What does Market Abuse REALLY look like for Wealth Managers?

Damon Batten, Managing Consultant, Head of Capital Markets for Bovill, addressed PIMFA’s recent Financial Crime conference on where our industry currently sits regarding the Market Abuse Regulation (MAR).

There’s been increased focus on the Market Abuse area since the FCA recently issued their ‘Dear CEO’ portfolio letters, describing their approach to supervision. There is significant frustration that, despite the fact that the Market Abuse Regulation (MAR) has been in place since 2016, firms have not done enough to abide by the rules.

Batten suggested that many firms are still lagging behind in terms of putting appropriate controls in place and that this is partly due to a lack of understanding of the types of risk involved.

First under the spotlight was the risk of insider dealing originating from the client, which he splits into three categories – Discretionary Management, Execution Only and Advisory.

In principle, the risk of a client indulging in insider dealing for Discretionary accounts is low as the manager is responsible for all investment decisions but, in some firms at least, the reality might not be as simple.
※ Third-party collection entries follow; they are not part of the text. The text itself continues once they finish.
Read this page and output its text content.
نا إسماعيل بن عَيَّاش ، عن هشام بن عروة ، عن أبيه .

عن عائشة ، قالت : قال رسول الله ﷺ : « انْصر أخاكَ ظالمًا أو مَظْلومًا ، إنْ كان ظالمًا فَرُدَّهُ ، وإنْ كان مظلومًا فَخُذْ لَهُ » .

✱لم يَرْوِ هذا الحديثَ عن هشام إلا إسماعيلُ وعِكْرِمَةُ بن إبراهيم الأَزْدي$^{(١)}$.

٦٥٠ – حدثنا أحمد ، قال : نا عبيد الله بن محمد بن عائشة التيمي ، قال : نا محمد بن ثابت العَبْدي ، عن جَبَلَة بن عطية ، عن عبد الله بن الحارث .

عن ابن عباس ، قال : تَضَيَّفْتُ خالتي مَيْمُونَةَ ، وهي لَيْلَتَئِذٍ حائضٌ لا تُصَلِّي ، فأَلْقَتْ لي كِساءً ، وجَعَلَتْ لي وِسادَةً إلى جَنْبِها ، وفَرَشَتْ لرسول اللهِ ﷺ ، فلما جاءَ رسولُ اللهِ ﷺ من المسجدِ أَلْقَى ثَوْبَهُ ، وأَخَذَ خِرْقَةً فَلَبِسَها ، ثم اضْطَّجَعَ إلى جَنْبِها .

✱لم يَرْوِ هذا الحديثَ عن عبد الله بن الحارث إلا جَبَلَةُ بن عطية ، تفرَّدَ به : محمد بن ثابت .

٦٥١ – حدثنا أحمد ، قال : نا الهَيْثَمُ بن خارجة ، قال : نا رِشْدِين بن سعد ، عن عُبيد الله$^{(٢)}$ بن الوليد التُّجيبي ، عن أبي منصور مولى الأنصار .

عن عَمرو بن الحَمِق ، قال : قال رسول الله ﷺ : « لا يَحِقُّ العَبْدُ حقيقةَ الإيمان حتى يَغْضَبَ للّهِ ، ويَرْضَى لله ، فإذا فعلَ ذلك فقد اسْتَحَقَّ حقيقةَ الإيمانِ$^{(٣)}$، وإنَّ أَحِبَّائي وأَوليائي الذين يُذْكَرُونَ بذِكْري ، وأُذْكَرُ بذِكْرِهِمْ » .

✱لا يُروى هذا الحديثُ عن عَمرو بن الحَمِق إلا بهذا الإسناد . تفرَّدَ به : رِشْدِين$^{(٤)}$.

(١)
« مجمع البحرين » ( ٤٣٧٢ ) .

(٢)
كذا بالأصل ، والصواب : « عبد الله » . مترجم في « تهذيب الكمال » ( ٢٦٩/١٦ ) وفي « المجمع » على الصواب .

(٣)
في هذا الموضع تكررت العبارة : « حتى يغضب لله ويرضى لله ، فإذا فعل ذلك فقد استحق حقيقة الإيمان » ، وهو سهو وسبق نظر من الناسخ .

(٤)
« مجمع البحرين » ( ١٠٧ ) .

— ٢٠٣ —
Batten stated that there have been examples where the client has had some influence and/or input into the decision-making process. Whilst this possibility needs to be taken into account, he classifies the attendant risk as medium/low.
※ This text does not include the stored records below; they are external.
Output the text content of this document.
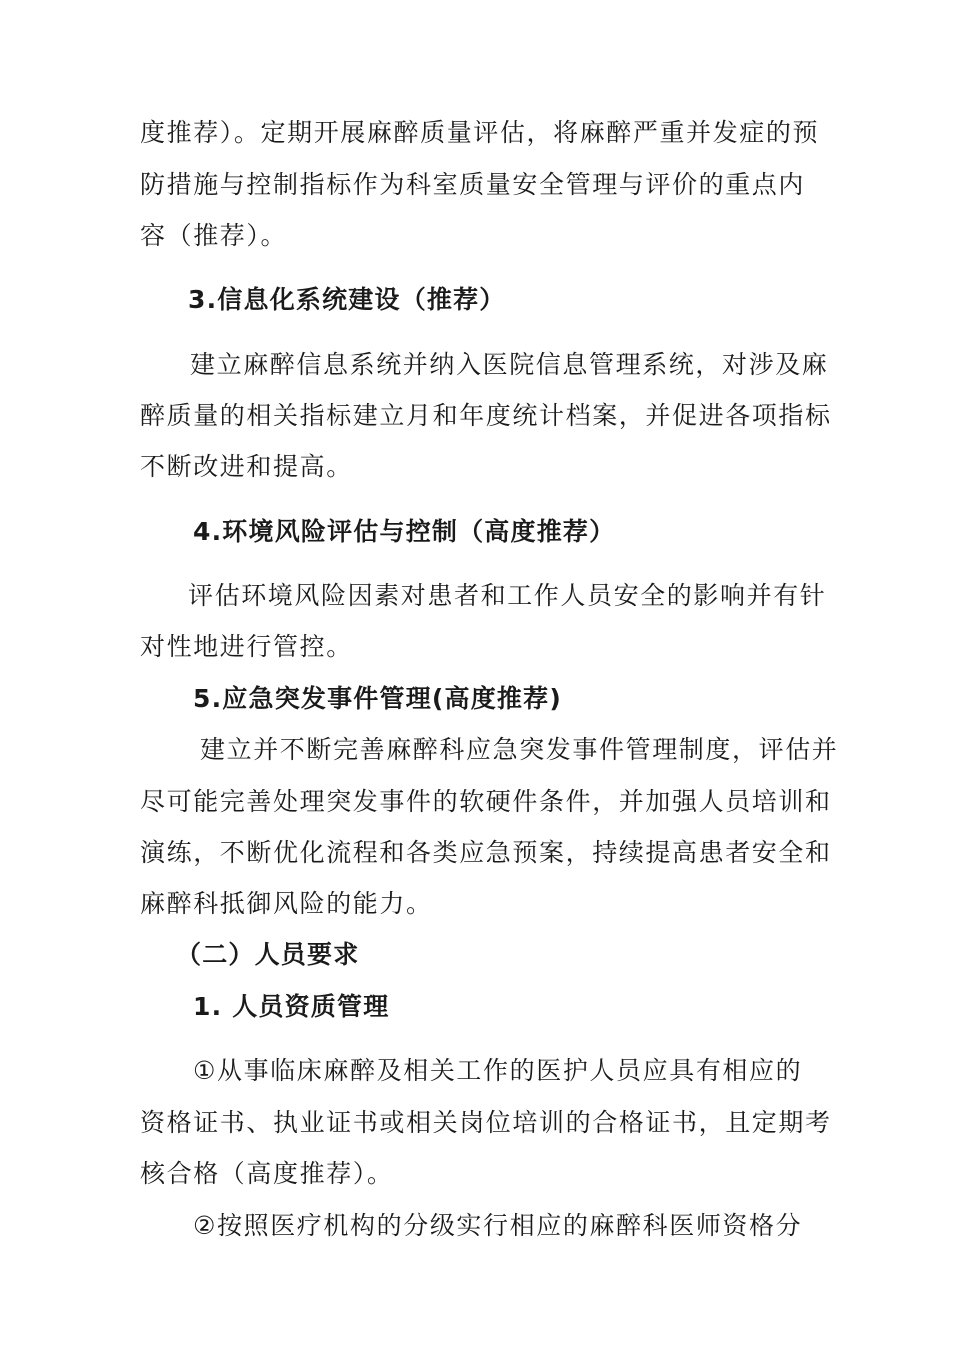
度推荐）。定期开展麻醉质量评估，将麻醉严重并发症的预
防措施与控制指标作为科室质量安全管理与评价的重点内
容（推荐）。
3.信息化系统建设（推荐）
建立麻醉信息系统并纳入医院信息管理系统，对涉及麻
醉质量的相关指标建立月和年度统计档案，并促进各项指标
不断改进和提高。
4.环境风险评估与控制（高度推荐）
评估环境风险因素对患者和工作人员安全的影响并有针
对性地进行管控。
5.应急突发事件管理(高度推荐)
建立并不断完善麻醉科应急突发事件管理制度，评估并
尽可能完善处理突发事件的软硬件条件，并加强人员培训和
演练，不断优化流程和各类应急预案，持续提高患者安全和
麻醉科抵御风险的能力。
（二）人员要求
1. 人员资质管理
①从事临床麻醉及相关工作的医护人员应具有相应的
资格证书、执业证书或相关岗位培训的合格证书，且定期考
核合格（高度推荐）。
②按照医疗机构的分级实行相应的麻醉科医师资格分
At the other end of the scale, the risk in the Execution Only space is much higher. Here, certain clients may misuse your operation to deal on inside information. As Batten says, this risk may be heightened if the client happens to be a wealthy, influential individual still active in the industry.

Advisory is classed as medium-high risk, despite the client having limited input in investment decisions. Danger may lurk where the target investment originates with the client.

He then discussed internal, insider dealing risks from a staff perspective, starting with the Client Management area, which he again classified as a medium/high risk.

Staff who do indulge in this type of activity may not be looking for immediate personal gain in this – it may be that they use insider information to boost their client’s profits, merely generating kudos for themselves. He also highlighted the high risk that insider information can, sometimes unwittingly, originate in-house via research departments, showing a need for closer monitoring of the Personal Account Dealing function.

Incidental inside information, appearing by accident or as a product of other business, is harder to track and carries a medium-high risk of misuse.

Next up was the risk of Market Manipulation, again pertaining to staff and split into three sub-sectors; Dealing Desk, Liquid and Illiquid investments.

Batten described the risk emanating from the Dealing Desk as medium-low, depending in part on the sophistication of internal arrangements and the prevailing internal incentives to try to outperform the market. Liquid Investments also fell into this medium-low category but with price positioning cited as a possible cause for concern.

However, the risk is significantly higher when it comes to Illiquid Investments. Here, firms should consider the extent to which individuals may be able to pursue strategies such as market cornering or ‘pump and dump’, a form of securities fraud that involves artificially inflating the price of an owned stock through false and misleading positive statements, in order to sell the cheaply purchased stock at a higher price.

Training and observation will go a long way to ameliorating much of the risk.

Almost all discussions on Market Abuse begin with a market abuse risk assessment which, if not already existing, needs to be put in place as a matter of urgency. The FCA currently have the unofficial expectation that firms will think about which controls are most appropriate to their firm and then tailor them specifically. As Batten puts it, ‘They don’t want to see factory settings being used’.

Thereafter, firms should consider the risks from all angles; client versus staff, client accounts and relationship types, liquid versus illiquid instruments and the various potential sources of inside information. They should also question whether staff are actually aware of what constitutes insider dealing and institute training programs where appropriate.

Ultimately, he believes that conduct and culture training are significantly more effective that an over-use of internal surveillance.